だが、希はそんな村上を見て、ハッと我に返ったのか、微笑んできた。
「ごめんね、こんな話して。村上くんに言ったって、困っちゃうよね」
「そんなこと。愚痴なら幾らでも聞くよ」
「ありがとう」
いつの間にか希の家に着いていたようで、荷物を渡せば、希はもう一度だけ、村上の方を見てきた。
玄関には灯りがついていて、二階にも電気がついているから、きっと夢は帰ってきているのだろう。
二階を見ていたからか、希も二階を見ると、ああ、と言った。
「なんかね、毎日パソコン開いて、何かやってるの。悪いことじゃなければいいんだけど」
「大丈夫だよ。橋本の娘さんなら」
そう言うと、希はまたニッコリと笑った。
そして家の中に入って行き、がちゃ、と鍵が閉まった音がすると、村上はくるっと身体を反転させて家に帰る。

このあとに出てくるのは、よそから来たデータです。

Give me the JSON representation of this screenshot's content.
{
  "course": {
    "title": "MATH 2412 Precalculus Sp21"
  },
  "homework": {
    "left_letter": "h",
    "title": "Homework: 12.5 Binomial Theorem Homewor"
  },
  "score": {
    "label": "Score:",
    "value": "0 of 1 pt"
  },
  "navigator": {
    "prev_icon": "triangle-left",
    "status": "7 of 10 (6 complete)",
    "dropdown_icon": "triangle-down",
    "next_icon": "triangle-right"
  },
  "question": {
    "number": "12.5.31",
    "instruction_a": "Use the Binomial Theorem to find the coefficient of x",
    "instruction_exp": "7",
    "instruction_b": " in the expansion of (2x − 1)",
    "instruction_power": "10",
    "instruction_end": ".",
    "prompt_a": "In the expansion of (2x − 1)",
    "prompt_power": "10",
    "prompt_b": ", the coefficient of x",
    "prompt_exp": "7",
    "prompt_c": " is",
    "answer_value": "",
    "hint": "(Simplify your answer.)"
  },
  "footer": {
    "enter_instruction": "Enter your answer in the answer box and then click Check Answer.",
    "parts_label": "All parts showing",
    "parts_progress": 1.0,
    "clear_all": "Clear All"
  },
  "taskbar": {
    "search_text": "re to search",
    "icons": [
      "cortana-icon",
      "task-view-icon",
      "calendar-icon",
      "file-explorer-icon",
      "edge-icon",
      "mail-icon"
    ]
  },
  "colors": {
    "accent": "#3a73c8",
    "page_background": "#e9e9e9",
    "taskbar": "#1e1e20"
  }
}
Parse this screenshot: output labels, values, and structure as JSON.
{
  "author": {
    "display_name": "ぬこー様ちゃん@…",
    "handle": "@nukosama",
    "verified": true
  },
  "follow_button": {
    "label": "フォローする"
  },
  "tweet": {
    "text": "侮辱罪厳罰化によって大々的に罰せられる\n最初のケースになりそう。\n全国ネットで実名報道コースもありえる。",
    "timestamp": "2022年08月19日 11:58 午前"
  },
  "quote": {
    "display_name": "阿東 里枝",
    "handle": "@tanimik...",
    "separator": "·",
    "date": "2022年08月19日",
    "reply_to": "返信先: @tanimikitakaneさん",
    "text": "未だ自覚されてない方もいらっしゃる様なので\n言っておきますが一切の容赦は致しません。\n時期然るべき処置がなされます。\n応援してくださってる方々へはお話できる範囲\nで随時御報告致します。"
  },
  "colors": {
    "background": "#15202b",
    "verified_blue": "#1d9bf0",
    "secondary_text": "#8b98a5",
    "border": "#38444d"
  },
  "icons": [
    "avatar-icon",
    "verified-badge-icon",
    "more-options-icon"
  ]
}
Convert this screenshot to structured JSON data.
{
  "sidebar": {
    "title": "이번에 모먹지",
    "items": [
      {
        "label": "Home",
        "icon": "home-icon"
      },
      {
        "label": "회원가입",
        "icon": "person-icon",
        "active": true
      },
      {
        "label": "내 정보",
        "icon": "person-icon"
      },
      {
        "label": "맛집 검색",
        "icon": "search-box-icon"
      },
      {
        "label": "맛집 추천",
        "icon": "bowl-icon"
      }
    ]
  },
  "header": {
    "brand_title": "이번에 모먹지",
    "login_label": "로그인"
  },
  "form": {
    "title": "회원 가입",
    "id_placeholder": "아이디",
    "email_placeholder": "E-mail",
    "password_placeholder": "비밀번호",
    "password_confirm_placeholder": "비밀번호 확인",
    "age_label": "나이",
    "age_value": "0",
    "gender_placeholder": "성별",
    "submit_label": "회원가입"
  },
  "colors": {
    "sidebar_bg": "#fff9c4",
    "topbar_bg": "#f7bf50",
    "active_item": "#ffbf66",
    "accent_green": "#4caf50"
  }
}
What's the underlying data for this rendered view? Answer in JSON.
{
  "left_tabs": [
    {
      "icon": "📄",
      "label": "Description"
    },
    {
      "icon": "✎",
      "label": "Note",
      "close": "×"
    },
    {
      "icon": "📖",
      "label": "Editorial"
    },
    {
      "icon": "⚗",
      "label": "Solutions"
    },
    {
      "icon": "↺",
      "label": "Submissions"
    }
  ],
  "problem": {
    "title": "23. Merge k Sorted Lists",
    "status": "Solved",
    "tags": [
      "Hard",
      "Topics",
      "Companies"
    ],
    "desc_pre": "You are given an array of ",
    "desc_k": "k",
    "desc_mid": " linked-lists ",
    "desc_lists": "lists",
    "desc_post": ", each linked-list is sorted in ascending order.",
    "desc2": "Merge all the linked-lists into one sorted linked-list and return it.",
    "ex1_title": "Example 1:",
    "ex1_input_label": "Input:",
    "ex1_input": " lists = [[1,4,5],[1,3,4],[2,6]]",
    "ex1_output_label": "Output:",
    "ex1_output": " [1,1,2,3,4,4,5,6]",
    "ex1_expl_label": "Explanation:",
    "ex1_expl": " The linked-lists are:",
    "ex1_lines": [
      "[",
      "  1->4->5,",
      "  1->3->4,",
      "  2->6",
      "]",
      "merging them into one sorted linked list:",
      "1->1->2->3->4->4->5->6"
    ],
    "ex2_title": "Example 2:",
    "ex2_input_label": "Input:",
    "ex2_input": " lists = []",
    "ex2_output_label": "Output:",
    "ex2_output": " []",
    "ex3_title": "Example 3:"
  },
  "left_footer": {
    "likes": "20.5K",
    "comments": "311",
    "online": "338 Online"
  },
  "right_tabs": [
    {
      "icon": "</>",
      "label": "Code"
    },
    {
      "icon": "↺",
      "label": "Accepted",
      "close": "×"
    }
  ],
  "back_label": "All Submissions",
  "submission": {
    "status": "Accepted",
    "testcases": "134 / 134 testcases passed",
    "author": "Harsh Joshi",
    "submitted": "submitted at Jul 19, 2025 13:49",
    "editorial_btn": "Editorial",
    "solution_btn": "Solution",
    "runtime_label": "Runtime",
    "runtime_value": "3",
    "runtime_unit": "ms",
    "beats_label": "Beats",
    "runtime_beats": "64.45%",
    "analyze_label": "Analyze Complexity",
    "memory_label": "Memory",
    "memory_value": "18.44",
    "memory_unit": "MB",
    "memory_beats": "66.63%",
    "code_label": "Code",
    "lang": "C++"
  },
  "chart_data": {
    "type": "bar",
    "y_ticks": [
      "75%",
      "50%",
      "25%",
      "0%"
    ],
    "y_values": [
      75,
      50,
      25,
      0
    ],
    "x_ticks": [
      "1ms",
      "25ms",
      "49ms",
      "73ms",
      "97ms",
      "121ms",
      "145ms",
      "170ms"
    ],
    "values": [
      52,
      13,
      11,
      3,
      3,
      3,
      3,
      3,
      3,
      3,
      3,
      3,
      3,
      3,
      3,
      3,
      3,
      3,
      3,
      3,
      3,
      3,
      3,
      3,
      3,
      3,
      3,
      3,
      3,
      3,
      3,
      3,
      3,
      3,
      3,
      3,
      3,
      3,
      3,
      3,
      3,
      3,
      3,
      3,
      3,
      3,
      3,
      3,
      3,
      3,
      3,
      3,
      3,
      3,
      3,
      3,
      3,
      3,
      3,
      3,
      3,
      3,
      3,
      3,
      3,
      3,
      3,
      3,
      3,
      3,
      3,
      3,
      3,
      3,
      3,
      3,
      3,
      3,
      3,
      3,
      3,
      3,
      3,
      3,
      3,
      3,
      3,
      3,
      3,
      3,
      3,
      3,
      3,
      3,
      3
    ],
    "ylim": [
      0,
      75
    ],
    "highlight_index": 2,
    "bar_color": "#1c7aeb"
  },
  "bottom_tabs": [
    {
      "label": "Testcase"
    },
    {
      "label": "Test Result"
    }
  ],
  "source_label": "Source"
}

希と夢が、きっといつか互いに理解し合って、仲良くなれるようにと願いながら。
―一〇月二二日
「警部!大変です!」
「なんだ、どうした」
「それが、岡嶋直紀について、新たな情報が入ってきました!」
「なんだと!?」
岡嶋直紀の関係者という人物から連絡が入り、直紀の問題行動が見え始めた。
「よくつるんでいた仲間もいたようで、その男たちも今事情聴取を受けています」
「そうか」
岡嶋直紀は、岡嶋哲也の息子だ。
岡嶋哲也はとある大手企業の社長で、家も豪華な仕様となっている。
息子の直紀は、地元の仲間とつるみ、悪さをしていたようだ。
だが、今まで公になったことはない。
それは、岡嶋哲也が、金で保釈していたり、相手を金で黙らせたり、顧問弁護士も巻き込んでの隠ぺいをしていたからのようだ。
「なんてこった。俺達でさえ知らなかったことだ」
「警察内部でも、何人か岡嶋に買収されていたのがいるんでしょうか」
「だろうな。岡嶋直紀について、もっとよく調べるぞ」
「はい!」
ピンポーン・・・
村上は、希の家に来ていた。
二度目のチャイムも鳴らすが、なかなか拾人は出てこない。
諦めて帰ろうとしたとき、玄関が静かに開いた。
「あ、こ、こんにちは」
「・・・・・・」
「えっと、橋本夢ちゃん、だよね?はじめまして。俺は君のお母さんの昔の同級生だって、村上っていうんだ」
「・・・こんにちは」
玄関から姿を見せた夢は、若い頃の希に似ていて、やはり美人だった。
だが、長い髪の毛を縛ることもないため、綺麗な顔が隠れてしまっている。
「お母さんのこと、俺も事情聴取されたんだ。参っちゃうよね」
眉をハの字にして笑うが、夢はうんともすんとも言わない。
「夢ちゃん、何か困ったこととか悩んでることがあったら、俺に言って。これ、名刺」
そう言って、鞄から取りだした名刺を一枚、夢に見せれば、夢は黙って受け取った。
それ以上は何も言えず、村上は夢の肩をぽん、と叩いて、そのまま去って行った。
下手に励ましたところで、夢はきっと喜びはしないと思ったからだ。
それに、父親も母親もいなくなってしまって、助けたいと思っても、助けることは難しい現実。
村上は立ち止まり、ゆっくりと振り返ってみると、夢はもう玄関にいなかった。